The experimental results show that vitamin A can be extracted from fresh or dehydrated liver using animal or vegetable lipids, and centrifuged post-extraction to produce a proteinaceous liver fraction with at least 45-68% less vitamin A (on a dry matter basis) and a recovered lipid fraction containing 1.8–23 mg/L vitamin A. The wide range is a consequence of the solvents and conditions used in this proof-of-concept project, as well as the initial liver vitamin A concentrations that varied by up to two-fold.

Current maximum levels for vitamin A in dog and cat food formulations are 75 and 99 mg/kg DM respectively, and this has limited the usefulness of liver as an ingredient. Based on the average results observed here in this proof of concept, and if similar reductions can be obtained through a commercial scale process, pet food formulations might be able to contain a post-extraction liver ingredient at quite high inclusion levels, assuming no other ingredients are contributing to vitamin A in the food formulation.

Based on the project results:
A post-extraction liver product prepared from fresh liver could be incorporated in pet food formulations at 18-28% DM for dogs, and 24-37% DM for cats, before exceeding the maximum allowable value for vitamin A.

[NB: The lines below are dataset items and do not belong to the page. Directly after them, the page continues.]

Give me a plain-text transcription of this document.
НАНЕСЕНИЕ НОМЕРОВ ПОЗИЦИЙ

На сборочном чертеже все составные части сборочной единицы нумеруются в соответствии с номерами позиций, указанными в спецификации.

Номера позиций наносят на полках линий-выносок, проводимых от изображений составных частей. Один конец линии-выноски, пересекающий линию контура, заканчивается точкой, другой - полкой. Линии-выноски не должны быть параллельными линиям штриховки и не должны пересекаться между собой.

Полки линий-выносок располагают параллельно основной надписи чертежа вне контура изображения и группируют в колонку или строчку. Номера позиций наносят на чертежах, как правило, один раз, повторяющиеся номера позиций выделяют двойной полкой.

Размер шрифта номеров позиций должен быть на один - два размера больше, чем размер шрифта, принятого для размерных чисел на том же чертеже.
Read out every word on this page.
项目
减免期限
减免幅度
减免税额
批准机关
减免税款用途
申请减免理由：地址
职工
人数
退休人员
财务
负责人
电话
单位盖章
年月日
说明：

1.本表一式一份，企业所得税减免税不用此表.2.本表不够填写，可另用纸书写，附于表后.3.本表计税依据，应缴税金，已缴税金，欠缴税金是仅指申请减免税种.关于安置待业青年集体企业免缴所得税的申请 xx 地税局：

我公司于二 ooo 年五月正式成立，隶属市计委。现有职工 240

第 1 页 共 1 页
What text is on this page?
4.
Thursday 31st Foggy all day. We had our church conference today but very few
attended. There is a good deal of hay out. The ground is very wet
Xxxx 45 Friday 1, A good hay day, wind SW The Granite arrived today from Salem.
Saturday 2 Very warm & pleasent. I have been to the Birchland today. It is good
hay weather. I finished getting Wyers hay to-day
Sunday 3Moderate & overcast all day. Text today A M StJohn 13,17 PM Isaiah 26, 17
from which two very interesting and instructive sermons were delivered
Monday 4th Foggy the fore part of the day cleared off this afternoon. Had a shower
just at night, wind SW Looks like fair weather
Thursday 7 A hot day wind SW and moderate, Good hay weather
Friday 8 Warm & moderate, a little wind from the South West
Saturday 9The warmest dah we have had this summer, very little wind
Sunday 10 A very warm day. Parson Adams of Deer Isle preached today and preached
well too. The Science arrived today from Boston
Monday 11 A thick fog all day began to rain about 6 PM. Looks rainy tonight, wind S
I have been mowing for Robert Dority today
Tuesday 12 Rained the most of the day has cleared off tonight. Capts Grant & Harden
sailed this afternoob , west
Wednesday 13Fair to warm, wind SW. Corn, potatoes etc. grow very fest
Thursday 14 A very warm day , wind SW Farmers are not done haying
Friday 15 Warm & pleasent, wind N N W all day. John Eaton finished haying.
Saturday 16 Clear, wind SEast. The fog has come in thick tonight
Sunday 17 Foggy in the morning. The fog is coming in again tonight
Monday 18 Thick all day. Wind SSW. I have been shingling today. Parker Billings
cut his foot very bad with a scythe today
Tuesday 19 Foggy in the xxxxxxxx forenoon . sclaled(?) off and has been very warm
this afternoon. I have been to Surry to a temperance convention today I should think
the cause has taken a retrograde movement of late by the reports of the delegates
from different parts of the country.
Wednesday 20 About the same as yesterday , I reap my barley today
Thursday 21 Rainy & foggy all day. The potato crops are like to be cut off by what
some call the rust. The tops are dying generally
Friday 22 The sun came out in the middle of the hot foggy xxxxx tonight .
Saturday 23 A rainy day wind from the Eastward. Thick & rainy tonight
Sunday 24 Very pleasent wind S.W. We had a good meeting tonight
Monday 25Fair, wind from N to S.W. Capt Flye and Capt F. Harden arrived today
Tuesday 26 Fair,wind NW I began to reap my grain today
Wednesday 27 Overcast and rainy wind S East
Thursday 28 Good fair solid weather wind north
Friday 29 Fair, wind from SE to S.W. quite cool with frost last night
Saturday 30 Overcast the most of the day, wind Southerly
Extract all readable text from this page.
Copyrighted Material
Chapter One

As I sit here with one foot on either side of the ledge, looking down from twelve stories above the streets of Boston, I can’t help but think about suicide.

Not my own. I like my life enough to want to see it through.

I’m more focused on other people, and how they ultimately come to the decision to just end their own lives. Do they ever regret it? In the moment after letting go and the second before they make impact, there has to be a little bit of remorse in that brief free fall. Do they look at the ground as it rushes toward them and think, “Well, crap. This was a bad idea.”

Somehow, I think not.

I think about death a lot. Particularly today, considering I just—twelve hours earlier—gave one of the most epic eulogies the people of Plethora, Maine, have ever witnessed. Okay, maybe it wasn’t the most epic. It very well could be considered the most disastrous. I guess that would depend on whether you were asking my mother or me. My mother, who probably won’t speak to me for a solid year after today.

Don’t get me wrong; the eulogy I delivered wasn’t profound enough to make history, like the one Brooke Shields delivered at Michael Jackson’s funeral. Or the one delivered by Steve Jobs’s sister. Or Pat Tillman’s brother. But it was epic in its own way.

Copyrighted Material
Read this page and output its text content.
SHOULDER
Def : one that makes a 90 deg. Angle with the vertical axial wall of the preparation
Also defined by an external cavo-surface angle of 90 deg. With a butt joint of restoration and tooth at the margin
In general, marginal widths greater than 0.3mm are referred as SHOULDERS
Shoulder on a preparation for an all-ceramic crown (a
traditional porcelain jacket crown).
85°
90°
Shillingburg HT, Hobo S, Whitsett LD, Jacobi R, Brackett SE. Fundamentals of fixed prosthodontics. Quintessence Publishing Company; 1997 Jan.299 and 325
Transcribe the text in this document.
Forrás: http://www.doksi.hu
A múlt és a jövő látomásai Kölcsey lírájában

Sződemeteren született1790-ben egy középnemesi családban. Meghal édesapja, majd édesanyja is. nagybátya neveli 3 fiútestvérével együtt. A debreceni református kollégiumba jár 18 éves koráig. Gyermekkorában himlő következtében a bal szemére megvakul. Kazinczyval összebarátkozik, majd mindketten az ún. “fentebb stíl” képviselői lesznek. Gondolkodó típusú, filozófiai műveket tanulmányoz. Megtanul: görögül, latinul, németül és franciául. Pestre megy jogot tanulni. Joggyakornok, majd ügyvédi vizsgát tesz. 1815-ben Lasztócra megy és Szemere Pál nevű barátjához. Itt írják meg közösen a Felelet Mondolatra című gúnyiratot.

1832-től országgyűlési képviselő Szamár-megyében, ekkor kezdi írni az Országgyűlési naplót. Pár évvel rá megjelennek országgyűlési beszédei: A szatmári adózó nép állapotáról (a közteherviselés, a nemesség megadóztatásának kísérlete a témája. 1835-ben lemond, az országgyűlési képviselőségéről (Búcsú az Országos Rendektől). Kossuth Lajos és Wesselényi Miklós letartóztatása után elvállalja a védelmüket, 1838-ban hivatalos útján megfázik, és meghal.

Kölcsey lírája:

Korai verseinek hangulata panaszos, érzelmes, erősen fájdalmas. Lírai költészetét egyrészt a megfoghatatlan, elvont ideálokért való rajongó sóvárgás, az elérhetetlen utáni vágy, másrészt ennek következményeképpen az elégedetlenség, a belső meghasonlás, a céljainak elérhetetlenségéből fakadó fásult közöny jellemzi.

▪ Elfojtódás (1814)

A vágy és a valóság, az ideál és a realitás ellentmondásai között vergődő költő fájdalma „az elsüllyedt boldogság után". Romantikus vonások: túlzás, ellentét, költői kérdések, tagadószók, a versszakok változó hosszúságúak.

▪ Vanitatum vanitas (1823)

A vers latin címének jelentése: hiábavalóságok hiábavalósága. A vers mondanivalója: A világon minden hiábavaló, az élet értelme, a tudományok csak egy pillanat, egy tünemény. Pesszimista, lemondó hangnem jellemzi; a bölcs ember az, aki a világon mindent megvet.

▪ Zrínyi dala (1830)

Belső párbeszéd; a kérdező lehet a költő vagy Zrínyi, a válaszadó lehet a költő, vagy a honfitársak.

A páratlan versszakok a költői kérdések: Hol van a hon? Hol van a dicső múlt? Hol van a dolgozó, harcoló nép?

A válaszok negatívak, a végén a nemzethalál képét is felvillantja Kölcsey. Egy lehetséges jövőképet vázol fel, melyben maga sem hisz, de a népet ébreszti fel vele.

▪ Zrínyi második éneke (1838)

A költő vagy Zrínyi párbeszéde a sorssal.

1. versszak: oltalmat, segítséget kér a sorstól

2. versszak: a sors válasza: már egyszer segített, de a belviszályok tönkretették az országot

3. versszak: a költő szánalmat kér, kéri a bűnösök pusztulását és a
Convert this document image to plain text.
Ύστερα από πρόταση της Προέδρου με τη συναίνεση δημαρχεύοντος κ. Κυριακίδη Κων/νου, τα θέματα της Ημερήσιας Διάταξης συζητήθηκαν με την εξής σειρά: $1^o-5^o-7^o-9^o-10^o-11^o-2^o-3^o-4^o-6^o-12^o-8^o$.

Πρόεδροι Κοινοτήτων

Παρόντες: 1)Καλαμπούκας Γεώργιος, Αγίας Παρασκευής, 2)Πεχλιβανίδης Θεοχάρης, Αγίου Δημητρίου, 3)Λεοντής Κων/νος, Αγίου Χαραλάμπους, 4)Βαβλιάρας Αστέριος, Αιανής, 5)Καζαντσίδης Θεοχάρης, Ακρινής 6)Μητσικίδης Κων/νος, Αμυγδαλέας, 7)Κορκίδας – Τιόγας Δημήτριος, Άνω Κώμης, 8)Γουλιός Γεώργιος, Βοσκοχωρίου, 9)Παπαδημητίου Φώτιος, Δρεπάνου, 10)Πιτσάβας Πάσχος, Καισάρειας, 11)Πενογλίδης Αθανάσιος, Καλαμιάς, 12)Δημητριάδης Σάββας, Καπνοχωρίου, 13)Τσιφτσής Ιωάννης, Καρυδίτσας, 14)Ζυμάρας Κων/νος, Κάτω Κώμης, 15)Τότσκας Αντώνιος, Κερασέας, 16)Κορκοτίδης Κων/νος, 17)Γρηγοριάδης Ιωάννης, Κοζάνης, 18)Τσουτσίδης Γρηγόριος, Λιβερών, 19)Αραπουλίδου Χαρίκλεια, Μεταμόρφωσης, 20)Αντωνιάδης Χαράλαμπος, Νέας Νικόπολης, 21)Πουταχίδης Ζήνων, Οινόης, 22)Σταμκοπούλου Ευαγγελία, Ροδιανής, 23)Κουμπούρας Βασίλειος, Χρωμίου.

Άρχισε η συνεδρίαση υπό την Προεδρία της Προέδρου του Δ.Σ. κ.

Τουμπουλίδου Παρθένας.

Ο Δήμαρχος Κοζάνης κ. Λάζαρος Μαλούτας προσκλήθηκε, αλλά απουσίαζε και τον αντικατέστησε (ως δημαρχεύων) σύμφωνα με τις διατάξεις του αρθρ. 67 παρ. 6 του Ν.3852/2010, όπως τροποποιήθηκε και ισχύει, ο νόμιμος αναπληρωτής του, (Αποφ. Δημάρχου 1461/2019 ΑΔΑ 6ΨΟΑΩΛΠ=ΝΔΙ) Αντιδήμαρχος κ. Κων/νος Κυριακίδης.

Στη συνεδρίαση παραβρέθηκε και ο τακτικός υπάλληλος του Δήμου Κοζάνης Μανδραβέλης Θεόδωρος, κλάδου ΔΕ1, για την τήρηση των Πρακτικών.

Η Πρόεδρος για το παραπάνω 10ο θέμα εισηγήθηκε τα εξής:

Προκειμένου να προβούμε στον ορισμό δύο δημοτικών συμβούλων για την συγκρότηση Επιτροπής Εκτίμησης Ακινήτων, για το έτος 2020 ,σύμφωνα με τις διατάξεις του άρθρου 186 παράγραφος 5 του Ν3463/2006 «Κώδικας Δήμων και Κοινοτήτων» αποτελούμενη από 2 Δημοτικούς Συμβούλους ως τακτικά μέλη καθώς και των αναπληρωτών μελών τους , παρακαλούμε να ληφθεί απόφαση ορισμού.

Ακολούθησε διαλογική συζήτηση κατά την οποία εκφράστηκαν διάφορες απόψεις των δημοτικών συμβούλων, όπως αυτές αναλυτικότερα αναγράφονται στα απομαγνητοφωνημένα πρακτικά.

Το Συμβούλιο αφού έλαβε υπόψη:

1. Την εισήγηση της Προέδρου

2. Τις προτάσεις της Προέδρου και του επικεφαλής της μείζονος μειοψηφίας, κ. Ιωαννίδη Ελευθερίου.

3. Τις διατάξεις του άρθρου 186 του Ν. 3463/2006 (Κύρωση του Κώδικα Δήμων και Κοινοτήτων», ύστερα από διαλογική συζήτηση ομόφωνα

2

A post-extraction liver product prepared from dehydrated liver could be incorporated in pet food formulations of at least 46% DM for dogs, and at least 61% DM for cats, before exceeding the maximum allowable value for vitamin A.

Future research

Further research could optimise liver preparation and extraction conditions, assess the quality and safety of the produced materials and refine the business case for the technique. This may include:
- Optimisation of the time-temperature treatment and agitation method for an appropriate set of edible oils to be used as non-polar solvents.
- Establishment of a consistent extraction process that delivers known upper values of vitamin A in the final product irrespective of starting concentrations in the raw material, which may require a polishing stage to achieve.
- Assessment of the quality and techno-functional properties of the liver protein fraction (e.g. gel strength, water/oil retention capacity and level of protein denaturation) and lipid fraction (e.g. peroxide value).
- Determination of recovery and extraction efficacy through pilot-scale trials.
- Technoeconomic assessment to determine the viability of an industrial process at a range of commercial production capacities.
- Assessment of protein and lipid digestibility, or other health benefits of the products for specific applications.
- Characterisation of the nutritional profile of the recovered liver protein and lipid fractions
Assessment of the palatability of both the liver protein and lipid fractions.